Diese Einschätzung verkennt den absoluten Revisionsgrund der nicht vorschriftsmäßigen Besetzung des Gerichts. § 138 Abs. 1 Nr. 1 VwGO soll zusammen mit den Vorschriften, die der Bestimmung des gesetzlichen Richters dienen, der Revision bezüglich jeder Form oder Art einer möglicherweise erfolgten Manipulierung des gesetzlichen Richters (Art. 101 Abs. 1 Satz 2 GG) den Erfolg sichern und diese vorbeugend verhindern.
Der Gesetzgeber hat in § 54 Abs. 1 VwGO i.V.m. § 41 Nr. 6 ZPO eine abschließende Regelung darüber getroffen, in welchen Fällen Richter von der Ausübung des Richteramtes kraft Gesetzes ausgeschlossen sind. § 41 Nr. 6 ZPO, der hier allein in Betracht kommt, will verhindern, dass ein Richter im Rechtsmittelzug seine eigene Entscheidung überprüft (stRspr, vgl. Beschlüsse vom 23. August 1996 - BVerwG 11 B 25.96 - Buchholz 303 § 42 ZPO Nr. 1 S. 1 <2> und vom 2. Oktober 1997 - BVerwG 11 B 30.97 - Buchholz a.a.O. Nr. 2 S. 3 <4> unter Hinweis auf BVerfGE 30, 153 f.; 78, 337 f.). Nicht von der Regelung erfasst ist die erneute Mitwirkung an der Sache in derselben Instanz und sei es auch nach Zurückverweisung durch das Rechtsmittelgericht oder die Mitwirkung in der Rechtsmittelinstanz, wenn der Richter in der Vorinstanz an einer anderen als der konkret zur Überprüfung gestellten Entscheidung mitgewirkt hat (vgl.
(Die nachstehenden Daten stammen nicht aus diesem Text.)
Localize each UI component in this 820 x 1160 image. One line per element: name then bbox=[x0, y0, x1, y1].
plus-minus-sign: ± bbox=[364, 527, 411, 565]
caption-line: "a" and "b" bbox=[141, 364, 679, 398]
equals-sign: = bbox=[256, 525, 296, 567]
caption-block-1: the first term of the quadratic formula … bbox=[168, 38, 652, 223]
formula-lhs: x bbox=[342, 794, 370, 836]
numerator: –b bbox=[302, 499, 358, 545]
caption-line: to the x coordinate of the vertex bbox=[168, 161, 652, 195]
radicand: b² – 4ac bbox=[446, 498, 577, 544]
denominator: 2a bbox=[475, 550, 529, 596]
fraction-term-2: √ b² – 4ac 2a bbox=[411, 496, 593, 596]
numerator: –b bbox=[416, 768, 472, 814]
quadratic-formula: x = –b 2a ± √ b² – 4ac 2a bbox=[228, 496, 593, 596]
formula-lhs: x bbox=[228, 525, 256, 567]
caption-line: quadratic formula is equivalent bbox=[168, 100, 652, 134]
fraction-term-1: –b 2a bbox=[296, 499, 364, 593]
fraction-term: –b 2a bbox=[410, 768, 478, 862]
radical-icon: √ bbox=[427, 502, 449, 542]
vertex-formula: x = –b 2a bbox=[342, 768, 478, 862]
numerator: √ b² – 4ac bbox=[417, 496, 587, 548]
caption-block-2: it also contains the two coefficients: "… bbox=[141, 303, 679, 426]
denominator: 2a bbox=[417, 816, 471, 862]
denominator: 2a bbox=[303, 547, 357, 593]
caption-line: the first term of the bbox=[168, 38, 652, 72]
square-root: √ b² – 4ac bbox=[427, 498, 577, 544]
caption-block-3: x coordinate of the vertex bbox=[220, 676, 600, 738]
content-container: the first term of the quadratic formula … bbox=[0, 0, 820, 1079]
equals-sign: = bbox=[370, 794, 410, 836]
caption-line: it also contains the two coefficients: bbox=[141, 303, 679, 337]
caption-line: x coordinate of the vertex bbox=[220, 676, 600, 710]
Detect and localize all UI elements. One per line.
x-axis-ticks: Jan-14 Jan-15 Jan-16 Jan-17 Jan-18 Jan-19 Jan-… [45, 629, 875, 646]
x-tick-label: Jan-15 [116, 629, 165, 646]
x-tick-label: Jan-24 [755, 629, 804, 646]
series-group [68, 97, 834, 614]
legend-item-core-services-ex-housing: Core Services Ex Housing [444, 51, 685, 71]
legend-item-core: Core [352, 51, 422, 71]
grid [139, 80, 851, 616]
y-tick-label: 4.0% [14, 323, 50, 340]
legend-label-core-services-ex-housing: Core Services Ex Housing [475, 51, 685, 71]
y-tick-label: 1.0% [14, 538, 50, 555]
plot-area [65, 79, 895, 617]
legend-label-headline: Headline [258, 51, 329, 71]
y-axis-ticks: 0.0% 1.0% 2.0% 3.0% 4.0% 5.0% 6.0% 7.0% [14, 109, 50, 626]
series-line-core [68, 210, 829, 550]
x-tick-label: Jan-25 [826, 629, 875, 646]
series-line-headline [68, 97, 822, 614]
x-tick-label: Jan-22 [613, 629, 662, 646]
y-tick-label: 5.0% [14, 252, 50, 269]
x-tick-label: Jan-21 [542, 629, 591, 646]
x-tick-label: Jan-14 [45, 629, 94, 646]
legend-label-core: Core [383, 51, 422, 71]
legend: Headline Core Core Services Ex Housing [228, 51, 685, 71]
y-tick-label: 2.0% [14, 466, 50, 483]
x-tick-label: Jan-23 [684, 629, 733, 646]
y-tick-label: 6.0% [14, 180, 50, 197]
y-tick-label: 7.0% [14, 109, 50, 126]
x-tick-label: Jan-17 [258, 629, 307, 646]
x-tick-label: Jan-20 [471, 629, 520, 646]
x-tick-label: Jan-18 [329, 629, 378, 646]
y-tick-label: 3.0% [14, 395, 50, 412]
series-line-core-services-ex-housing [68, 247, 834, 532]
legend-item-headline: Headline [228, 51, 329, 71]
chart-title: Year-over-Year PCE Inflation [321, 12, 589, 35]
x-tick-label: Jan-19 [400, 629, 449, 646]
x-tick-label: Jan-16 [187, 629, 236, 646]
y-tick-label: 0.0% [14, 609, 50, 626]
Beschluss vom 23. August 1996 - BVerwG 11 B 25.96 - a.a.O.).
Liegt demnach kein gesetzlicher Ausschlussgrund vor, könnte sich die Rüge nur gegen den Beschluss des Oberverwaltungsgerichts wenden, mit dem die Anträge auf Ablehnung der Richter wegen Besorgnis der Befangenheit abgelehnt wurden. Dieser Beschluss ist aber einer Überprüfung im Revisionsverfahren entzogen (§ 146 Abs. 2, § 173 VwGO i.V.m. § 557 Abs. 2 ZPO - vgl. dazu Beschlüsse vom 16. Juni 2003 - BVerwG 7 B 106.02 - Buchholz 303 § 279 ZPO Nr. 1 und vom 23. Januar 2003 - BVerwG 8 B 131.02 - juris Rn. 5).
2. Die Rechtssache hat auch keine grundsätzliche Bedeutung im Sinne von § 132 Abs. 2 Nr. 1 VwGO. Grundsätzlich bedeutsam im Sinne von § 132 Abs. 2 Nr. 1 VwGO ist eine Rechtssache nur dann, wenn in dem angestrebten Revisionsverfahren die Klärung einer bisher höchstrichterlich ungeklärten, in ihrer Bedeutung über den der Beschwerde zugrunde liegenden Einzelfall hinausgehenden klärungsbedürftigen Rechtsfrage des revisiblen Rechts zu erwarten ist. In der Beschwerdebegründung muss dargelegt (§ 133 Abs. 3 Satz 3 VwGO), d.h. näher ausgeführt werden, dass und inwieweit eine bestimmte Rechtsfrage des Bundesrechts im allgemeinen Interesse klärungsbedürftig und warum ihre Klärung im beabsichtigten Revisionsverfahren zu erwarten ist.
Hieran fehlt es im vorliegenden Verfahren. Die als klärungsbedürftig aufgezeigte Frage, "ob ein Richter, der eine offensichtlich für ihn erkennbar abwegige Rechtsposition eines der Verfahrensbeteiligten, hier des Freistaates Thüringen, in einer vorangegangenen Instanz vertreten hat, als befangen angesehen werden muss", würde sich in einem Revisionsverfahren wegen der Vorschrift des § 557 Abs. 2 ZPO nicht stellen.
Die Kostenentscheidung beruht auf § 154 Abs. 2 VwGO, § 162 Abs. 3 VwGO, die Streitwertfestsetzung auf § 72 Nr. 1 GKG, §§ 13, 14 GKG a.F.